Carefully, and thoroughly, rinse the entire engine bay. Do not spray over electrical components though. Water will splash, of course, but the real danger is with direct contact with the sprayed water. Go easy on parts that are not directly exposed to sunlight. These will take more time to dry, so excess water won’t do any good.
Wash Again If Needed
If you are not satisfied with how your engine is looking, you can redo all of these steps. Once you are satisfied with how clean your engine is, you can move on. Do not wipe with the same dirty towels though. Consider using a stronger degreaser.
Let The Engine Bay Dry
The sun will do its job but you will have to help a bit. Get microfiber cloths and wipe away the leftover water. Wipe only on parts that you can access. Don’t go out of your way to wipe each nook and cranny. You can use compressed air but make sure it’s set on low. Do not start your car just yet though, allow for at least an hour to pass, just to make sure.
You are done, all that is left to do is put the negative terminal back in. Remove the plastic bags that you used to cover the sensitive parts. If your engine is dry, and you put everything back together, you are ready to drive.
Additional Cleaning Tips
- Get as many microfiber cloths as you can. It’s best to wipe with a clean towel. Dirty towels will only make your job harder, dirt particles will stick to the bay again. This is a must if you have never cleaned the engine bay before.
- If you don’t have a water hose nor a pressure washer, consider going to a self-serve car wash. You can find one of these things there.
- You can add some warm water to the stuck dirt. Don’t just scrub too hard, it’s easier to get rid of loose dirt.
- If you are a messy worker, use rubber gloves. Also, use safety glasses while applying the degreaser and while rinsing.
- Use rubber bands to make sure that the plastic covers do not fall off.
- You can liven up the metal surfaces of the engine compartments with wax.
- Use a non-corrosive product to avoid damaging the rubber components.
- Use an eco-friendly product to make sure the engine components stay safe.

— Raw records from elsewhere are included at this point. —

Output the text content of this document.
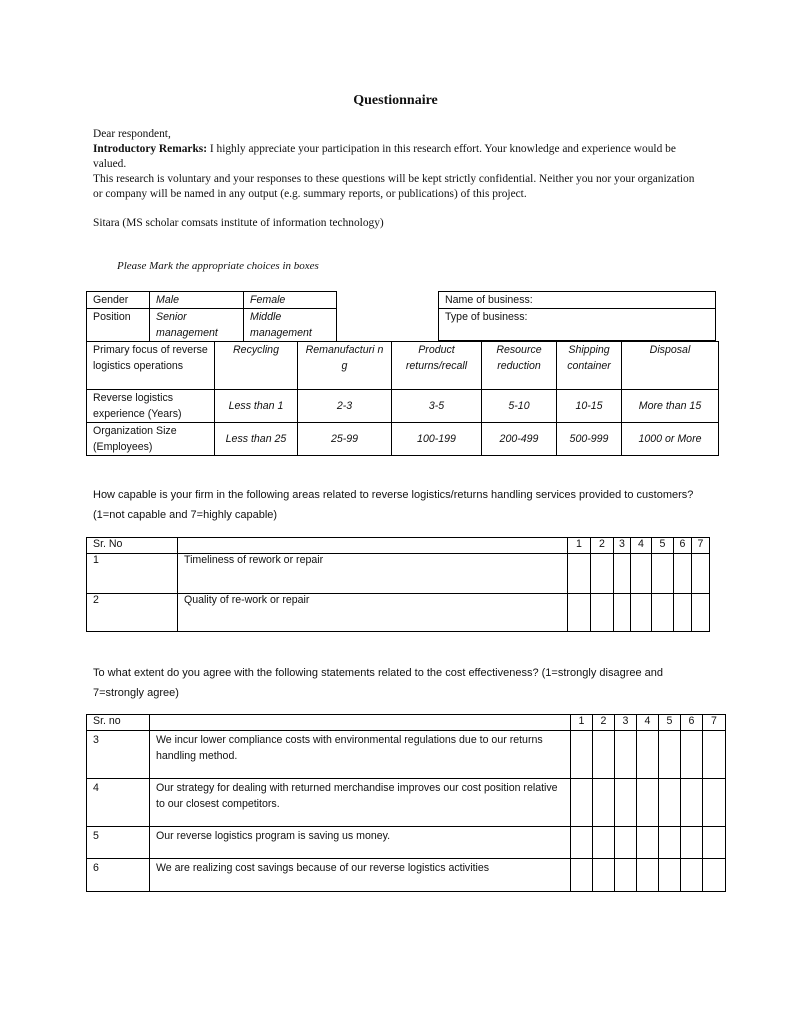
Questionnaire
Dear respondent,
Introductory Remarks: I highly appreciate your participation in this research effort. Your knowledge and experience would be valued.
This research is voluntary and your responses to these questions will be kept strictly confidential. Neither you nor your organization or company will be named in any output (e.g. summary reports, or publications) of this project.
Sitara (MS scholar comsats institute of information technology)
Please Mark the appropriate choices in boxes
Gender	Male	Female
Position	Senior management	Middle management
Name of business:
Type of business:
Primary focus of reverse logistics operations	Recycling	Remanufacturi ng	Product returns/recall	Resource reduction	Shipping container	Disposal
Reverse logistics experience (Years)	Less than 1	2-3	3-5	5-10	10-15	More than 15
Organization Size (Employees)	Less than 25	25-99	100-199	200-499	500-999	1000 or More
How capable is your firm in the following areas related to reverse logistics/returns handling services provided to customers? (1=not capable and 7=highly capable)
Sr. No		1	2	3	4	5	6	7
1	Timeliness of rework or repair							
2	Quality of re-work or repair							
To what extent do you agree with the following statements related to the cost effectiveness? (1=strongly disagree and 7=strongly agree)
Sr. no		1	2	3	4	5	6	7
3	We incur lower compliance costs with environmental regulations due to our returns handling method.							
4	Our strategy for dealing with returned merchandise improves our cost position relative to our closest competitors.							
5	Our reverse logistics program is saving us money.							
6	We are realizing cost savings because of our reverse logistics activities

Related Questions And Other FAQs
Can You Clean Your Engine With WD-40
Yes, you can use WD-40 to clean your engine. WD-40 is an engine degreaser spray, so it won’t cause any damage. Apply the spray and leave it on for 3-5 minutes before scrubbing.
Is It Safe To Spray Your Engine With Water
It depends on what you will be spraying and what you will be using to spray. Spraying the engine with water is okay as long as you avoid directly spraying into electrical components. It’s best to spray with a water hose, if you are using a power washer, set it on low.
Can I Wash My Engine While It’s Hot
Absolutely not. If a hot engine comes in contact with cold water, a process called rapid contraction happens.